Bereits am Freitag tourte eine Handvoll „pro“-AktivistInnen durch mehrere Ruhrgebietsstädte, um vor verschiedenen Moscheen „Mahnwachen“ gegen eine vermeintliche „Islamisierung“ Europas abzuhalten. Eine der Stationen war Bochum, wo die Polizei bei der Räumung einer friedlichen Sitzblockade mehrere Jugendliche verletzte (siehe bo in Kürze). Am Samstag führte die NPD am Duisburger Hauptbahnhof eine Kundgebung durch, zu der etwa 50 Neonazis kamen. Ihnen stellten sich 800 GegendemonstrantInnen entgegen. Nach Angaben des Bündnisses „Duisburg stellt sich quer“ ging die Polizei auch hier mit Knüppeln und Pfefferspray gegen Protestierende vor. Eine Frau wurde infolge der Polizeiaktion ins Krankenhaus eingeliefert.
Rechter Zwergenaufstand
Der Sonntag sollte der Höhepunkt des rassistischen Tourprogramms von NPD und „pro NRW“ werden. Die beiden rechten Gruppen wollten jeweils in einem eigenen Demonstrationszug zur Moschee laufen. Das Auftreten der NPD war vom althergebrachten Neonazi-Stil mit schwarz-weiß-roten Fahnen, offen rassistischen Slogans, etwas domestiziertem ‚Skinhead-Chic‘ und der typisch geringen TeilnehmerInnenzahl geprägt.
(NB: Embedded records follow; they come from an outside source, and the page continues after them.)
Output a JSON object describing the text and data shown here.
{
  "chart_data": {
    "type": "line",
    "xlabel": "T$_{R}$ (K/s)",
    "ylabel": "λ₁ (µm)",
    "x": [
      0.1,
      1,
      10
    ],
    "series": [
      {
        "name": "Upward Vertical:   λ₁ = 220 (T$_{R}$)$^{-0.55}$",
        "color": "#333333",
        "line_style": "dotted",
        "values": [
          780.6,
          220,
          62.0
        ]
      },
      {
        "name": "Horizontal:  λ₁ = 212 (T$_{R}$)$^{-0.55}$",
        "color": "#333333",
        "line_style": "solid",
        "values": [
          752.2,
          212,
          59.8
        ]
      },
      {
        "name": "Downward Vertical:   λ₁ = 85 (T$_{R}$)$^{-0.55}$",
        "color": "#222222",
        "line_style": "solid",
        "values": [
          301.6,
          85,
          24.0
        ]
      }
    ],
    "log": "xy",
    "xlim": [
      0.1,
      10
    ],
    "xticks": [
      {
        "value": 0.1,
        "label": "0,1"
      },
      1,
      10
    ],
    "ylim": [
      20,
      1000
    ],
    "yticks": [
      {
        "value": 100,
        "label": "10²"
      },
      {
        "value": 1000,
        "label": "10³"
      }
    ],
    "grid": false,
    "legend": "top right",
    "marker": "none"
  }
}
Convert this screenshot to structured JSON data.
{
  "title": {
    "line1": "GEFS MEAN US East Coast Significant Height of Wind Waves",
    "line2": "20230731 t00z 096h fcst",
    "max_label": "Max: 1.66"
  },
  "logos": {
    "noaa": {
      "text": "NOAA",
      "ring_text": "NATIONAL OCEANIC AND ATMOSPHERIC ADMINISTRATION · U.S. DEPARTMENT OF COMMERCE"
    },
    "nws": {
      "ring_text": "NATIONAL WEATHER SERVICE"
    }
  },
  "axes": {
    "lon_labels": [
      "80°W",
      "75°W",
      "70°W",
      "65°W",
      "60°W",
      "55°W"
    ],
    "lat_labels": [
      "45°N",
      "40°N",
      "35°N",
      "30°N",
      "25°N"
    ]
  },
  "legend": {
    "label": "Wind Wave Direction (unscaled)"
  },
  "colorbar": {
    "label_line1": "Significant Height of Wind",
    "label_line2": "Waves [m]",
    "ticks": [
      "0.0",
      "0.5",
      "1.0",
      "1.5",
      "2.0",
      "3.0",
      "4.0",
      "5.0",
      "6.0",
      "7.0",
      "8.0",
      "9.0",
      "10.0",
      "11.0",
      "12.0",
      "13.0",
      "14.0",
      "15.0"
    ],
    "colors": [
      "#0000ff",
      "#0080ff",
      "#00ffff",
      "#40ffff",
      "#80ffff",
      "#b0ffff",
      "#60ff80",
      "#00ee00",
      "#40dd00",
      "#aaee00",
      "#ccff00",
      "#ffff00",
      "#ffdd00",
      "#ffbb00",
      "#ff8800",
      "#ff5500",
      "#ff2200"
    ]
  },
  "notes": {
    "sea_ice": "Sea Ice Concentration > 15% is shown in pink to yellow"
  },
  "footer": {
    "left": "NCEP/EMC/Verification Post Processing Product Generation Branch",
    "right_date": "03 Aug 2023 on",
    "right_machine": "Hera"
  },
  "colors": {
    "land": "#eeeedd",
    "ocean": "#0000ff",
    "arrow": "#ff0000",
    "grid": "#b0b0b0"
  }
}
Die Partei hat damit wieder einmal unter Beweis gestellt, dass sie im Ruhrgebiet kaum mobilisierungsfähig ist. Das Potential hierfür liegt im Neonazimilieu zwischen Duisburg und Dortmund bereits seit einigen Jahren vor allem bei den besonders gewaltbereiten „autonomen Nationalisten“.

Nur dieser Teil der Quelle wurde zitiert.